Schlagwörter: Asylbewerberleistungsgesetz, Leistungen nach dem Asylbewerberleistungsgesetz, Analogleistungen, minderjährig, Vorbezugsfrist, Haushaltsgemeinschaft, Prozesskostenhilfe
Normen: AsylbLG § 2 Abs. 1, AsylbLG § 2 Abs. 3, GG Art. 3 Abs. 1, AsylbLG § 6 Abs. 1
Auszüge:

[...]

I. Im Streit sind höhere Leistungen nach dem Asylbewerberleistungsgesetz (AsylbLG) vom 1. Oktober 2005 bis 2. Januar 2006 (Klägerin zu 1) und vom 1. Oktober 2005 bis Februar 2006 (Klägerin zu 2), insbesondere so genannte Analog-Leistungen unter entsprechender Anwendung des Sozialgesetzbuchs Zwölftes Buch - Sozialhilfe - (SGB XII) statt der gezahlten Grundleistungen.

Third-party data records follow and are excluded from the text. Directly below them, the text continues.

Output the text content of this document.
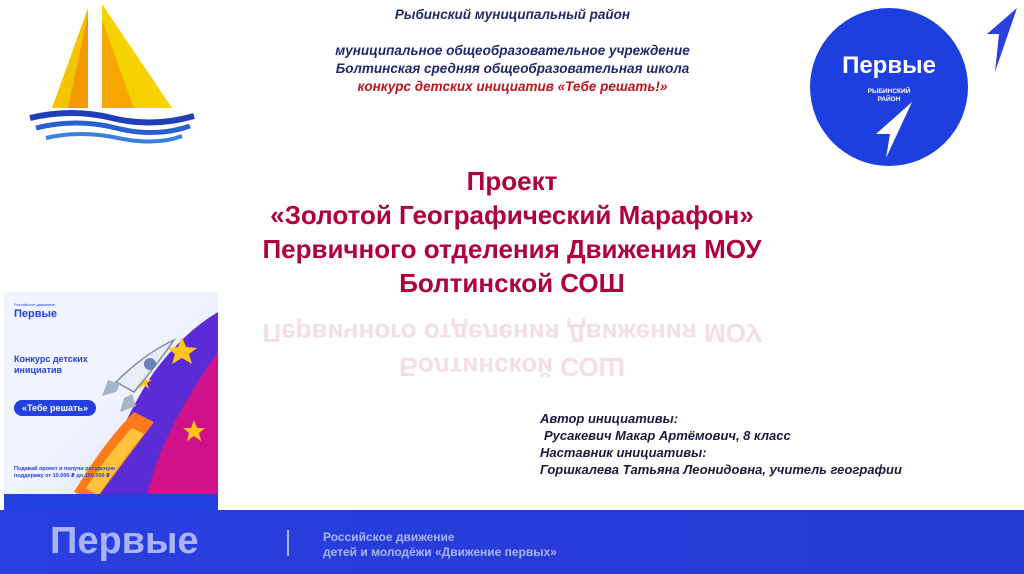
Рыбинский муниципальный район
муниципальное общеобразовательное учреждение
Болтинская средняя общеобразовательная школа
конкурс детских инициатив «Тебе решать!»
Первые
РЫБИНСКИЙ
РАЙОН
Проект
«Золотой Географический Марафон»
Первичного отделения Движения МОУ
Болтинской СОШ
Болтинской СОШ
Первичного отделения Движения МОУ
Российское движение
Первые
Конкурс детских инициатив
«Тебе решать»
Подавай проект и получи ресурсную поддержку от 10.000 ₽ до 150.000 ₽
Автор инициативы:
Русакевич Макар Артёмович, 8 класс
Наставник инициативы:
Горшкалева Татьяна Леонидовна, учитель географии
Первые	Российское движение
детей и молодёжи «Движение первых»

Die am ... 2002 geborene Klägerin zu 1 und die am ... 2004 geborene Klägerin zu 2, deren Eltern nach ihrer Einreise aus Aserbaidschan am 29. November 2001 in der Bundesrepublik Deutschland Asyl beantragt hatten, erhielten ab 3. Januar 2003 (Klägerin zu 1) bzw ab 13. Januar 2004 (Klägerin zu 2) Leistungen nach § 3 AsylbLG (Grundleistungen). Widerspruch, Klage und Berufung gegen den Bescheid vom 12. Oktober 2005, mit dem ihnen weiterhin Leistungen nach § 3 AsylbLG statt nach § 2 AsylbLG (Analog-Leistungen) bewilligt wurden, blieben ohne Erfolg (Widerspruchsbescheid vom 17. Januar 2006; Urteil des Sozialgerichts Duisburg vom 7. Februar 2007; Urteil des Landessozialgerichts <LSG> Nordrhein-Westfalen vom 5. Mai 2008). Zur Begründung seiner Entscheidung hat das LSG ausgeführt, die Klägerinnen hätten keinen Anspruch auf höhere (Analog-)Leistungen nach § 2 AsylbLG, weil sie die geforderte 36-monatige Vorbezugszeit in den jeweils streitbefangenen Zeiträumen nicht erfüllten. Nach dem Wortlaut, der Gesetzessystematik und dem Willen des Gesetzgebers schränke § 2 Abs. 3 AsylbLG (Analog-Leistungen an minderjährige Kinder, nur wenn ein Elternteil in der Hausgemeinschaft auch diese Leistungen erhält) einen möglichen Anspruch nach § 2 Abs 1 AsylbLG ein; die Voraussetzungen des Abs. 1 und 3 müssten kumulativ erfüllt sein. § 2 Abs. 3 AsylbLG begründe auch keine uneingeschränkte Akzessorietät, weil Ansprüche nach dem AsylbLG wie solche nach dem SGB XII und Sozialgesetzbuch Zweites Buch - Grundsicherung für Arbeitsuchende - (SGB II) als Individualansprüche konzipiert seien. Auch eine erweiternde Auslegung des § 2 Abs. 1 AsylbLG komme nicht in Betracht, weil der Ablauf der Vorbezugsfrist unabdingbare Voraussetzung des dort normierten Leistungsanspruchs sei. Die Frage der Sinnhaftigkeit des Auseinanderfallens von Ansprüchen innerhalb einer familiären Haushaltsgemeinschaft und des Ausschlusses von in Deutschland geborenen Kindern von Leistungen nach § 2 Abs. 1 AsylbLG bis zur Vollendung ihres dritten bzw jetzt vierten Lebensjahres stelle sich angesichts der klaren gesetzlichen Vorgaben im Rahmen der gerichtlichen Überprüfung nicht.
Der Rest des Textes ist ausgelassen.